È uno dei tormentoni salutisti: l’attività fisica fa bene, un po’ a tutto, non solo all’apparato muscolo-scheletrico. Previene il cancro, rallenta l’invecchiamento del cervello, migliora le capacità cognitive e l’umore. E ora si scopre che può anche favorire il recupero delle funzioni visive in chi soffre di ambliopia, il cosiddetto “occhio pigro”. Ad aprire nuovi, insperati scenari di trattamento per questo disturbo visivo è uno studio pubblicato da un gruppo di ricercatori italiani sulla rivista Annals of Clinical and Translational Neurology.
Cos’è l’ambliopia o occhio pigro
L’ambliopia o “occhio pigro” è un disturbo che si sviluppa in età giovanile, a partire da uno sbilanciamento dell’attività dei due occhi. I fattori possono essere diversi: forti differenze nel potere refrattivo dei due occhi (anisometropia), opacizzazioni della cornea, strabismo, cataratta congenita.
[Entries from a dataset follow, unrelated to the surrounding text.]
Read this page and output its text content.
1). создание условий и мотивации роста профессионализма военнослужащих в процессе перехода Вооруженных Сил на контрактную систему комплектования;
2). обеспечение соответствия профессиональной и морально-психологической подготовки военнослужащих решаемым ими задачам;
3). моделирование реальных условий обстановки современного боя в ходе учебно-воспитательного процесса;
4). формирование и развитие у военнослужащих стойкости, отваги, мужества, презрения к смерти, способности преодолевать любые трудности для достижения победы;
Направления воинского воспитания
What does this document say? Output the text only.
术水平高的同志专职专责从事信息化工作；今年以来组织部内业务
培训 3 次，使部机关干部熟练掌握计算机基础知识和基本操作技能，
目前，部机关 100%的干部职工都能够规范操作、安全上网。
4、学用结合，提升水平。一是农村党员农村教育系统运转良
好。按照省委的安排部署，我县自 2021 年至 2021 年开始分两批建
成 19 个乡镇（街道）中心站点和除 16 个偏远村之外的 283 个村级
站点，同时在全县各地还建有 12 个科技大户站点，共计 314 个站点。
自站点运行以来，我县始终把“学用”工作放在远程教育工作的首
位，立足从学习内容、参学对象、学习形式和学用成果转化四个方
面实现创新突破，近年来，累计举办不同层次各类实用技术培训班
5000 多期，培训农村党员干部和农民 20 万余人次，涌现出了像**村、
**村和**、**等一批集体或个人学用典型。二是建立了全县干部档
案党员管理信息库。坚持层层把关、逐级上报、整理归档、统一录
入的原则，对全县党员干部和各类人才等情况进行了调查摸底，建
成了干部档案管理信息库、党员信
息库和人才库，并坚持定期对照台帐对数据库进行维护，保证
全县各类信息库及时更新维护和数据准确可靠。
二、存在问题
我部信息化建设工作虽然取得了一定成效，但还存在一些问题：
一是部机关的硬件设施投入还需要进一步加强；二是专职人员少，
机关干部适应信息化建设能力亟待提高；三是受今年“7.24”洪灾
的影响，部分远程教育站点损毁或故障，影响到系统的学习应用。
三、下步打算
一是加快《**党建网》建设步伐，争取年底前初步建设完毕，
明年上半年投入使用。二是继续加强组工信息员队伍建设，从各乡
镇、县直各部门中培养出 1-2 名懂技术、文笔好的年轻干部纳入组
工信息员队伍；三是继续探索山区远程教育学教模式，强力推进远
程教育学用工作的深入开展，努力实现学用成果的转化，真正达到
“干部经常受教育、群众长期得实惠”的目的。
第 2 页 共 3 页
La conseguenza è una marcata riduzione delle capacità visive, in particolare dell’acuità visiva e della stereopsi (visione della profondità). E’ trattabile nei bambini prima degli otto-nove anni, generalmente, con lunghi periodi di occlusione dell’occhio sano, per contrastarne la predominanza e favorire l’uso dell’occhio pigro. Ma non funziona nell’adulto, per la ridotta plasticità cerebrale del cervello maturo.
Plasticità visiva anche negli adulti
Gli esperimenti condotti da Claudia Lunghi (ex-ricercatrice dell’Università di Pisa, ora all’École Normale Supérieure di Parigi) in collaborazione con colleghi dell’ateneo e del Cnr pisani, hanno dimostrato che è possibile ottenere un marcato miglioramento delle funzioni visive anche in adulti affetti da ambliopia.
“Con studi su modelli animali avevamo mostrato che l’attività fisica potenzia la plasticità cerebrale, ossia la capacità dei circuiti del cervello di cambiare struttura e funzione in risposta agli stimoli ambientali”, dice un altro autore del paper, Alessandro Sale, dell’Istituto di neuroscienze del Cnr di Pisa. “Altri studi hanno inoltre evidenziato che nei soggetti umani la plasticità visiva si mantiene anche negli individui adulti e agisce su tempi brevi”, racconta Maria Concetta Morrone dell’Università di Pisa, anch’essa coinvolta nella ricerca. “La chiusura temporanea di uno o dei due occhi”, va avanti la ricercatrice, “porta al miglioramento della percezione visiva in quell’occhio”. Il nuovo studio ha dimostrato che anche questo tipo di plasticità visiva, definita omeostatica, si potenzia in risposta all’attività fisica volontaria nelle persone sane, migliorando in modo permanente la visione dell’occhio pigro.
Pedalando con un occhio solo
Nell’esperimento, si è sperimentata una strategia controintuitiva: per tre giorni consecutivi, dieci persone con il disturbo dell’”occhio pigro” hanno trascorso un breve periodo di deprivazione della visione dell’occhio ambliope: stando seduti di fronte a un televisore, hanno guardato un film alternando dieci minuti di pedalata alla cyclette con dieci minuti di riposo, per tre ore complessive. La sessione è stata ripetuta per altre tre settimane, riducendo il numero di giorni di trattamento per settimana da tre a uno. Ai soggetti di controllo è stata invece somministrata la deprivazione senza l’uso simultaneo della cyclette, quindi senza attività fisica.
Questo esercizio ha funzionato: “Quanti svolgevano attività motoria hanno mostrato un marcato recupero dell’acuità visiva e della stereopsi, effetto che si è mantenuto nel tempo ed è risultato presente anche dodici mesi dopo la fine del trattamento. I soggetti di controllo, invece, hanno evidenziato solo livelli di recupero trascurabili”, spiegano gli autori dello studio.
Nuove prospettive per l’occhio ambliope
La possibilità di utilizzare i benefici dell’attività fisica per favorire il recupero delle funzioni visive in soggetti con il disturbo dell’occhio pigro non è l’unica novità della ricerca. “Abbiamo dimostrato che la chiusura dell’occhio ambliope è una strategia efficace per favorirne il recupero”, dice Sale. “Il paradigma più usato, in questo campo, prevede lunghi periodi di occlusione dell’occhio sano, per contrastarne la predominanza e favorire l’uso dell’occhio pigro. Il lavoro appena pubblicato mostra invece che la chiusura dell’occhio ambliope, se avviene in condizioni che favoriscono la plasticità omeostatica, offre scenari di trattamento insperati e ancora tutti da esplorare, anche se è effettuata per periodi di tempo molto brevi”.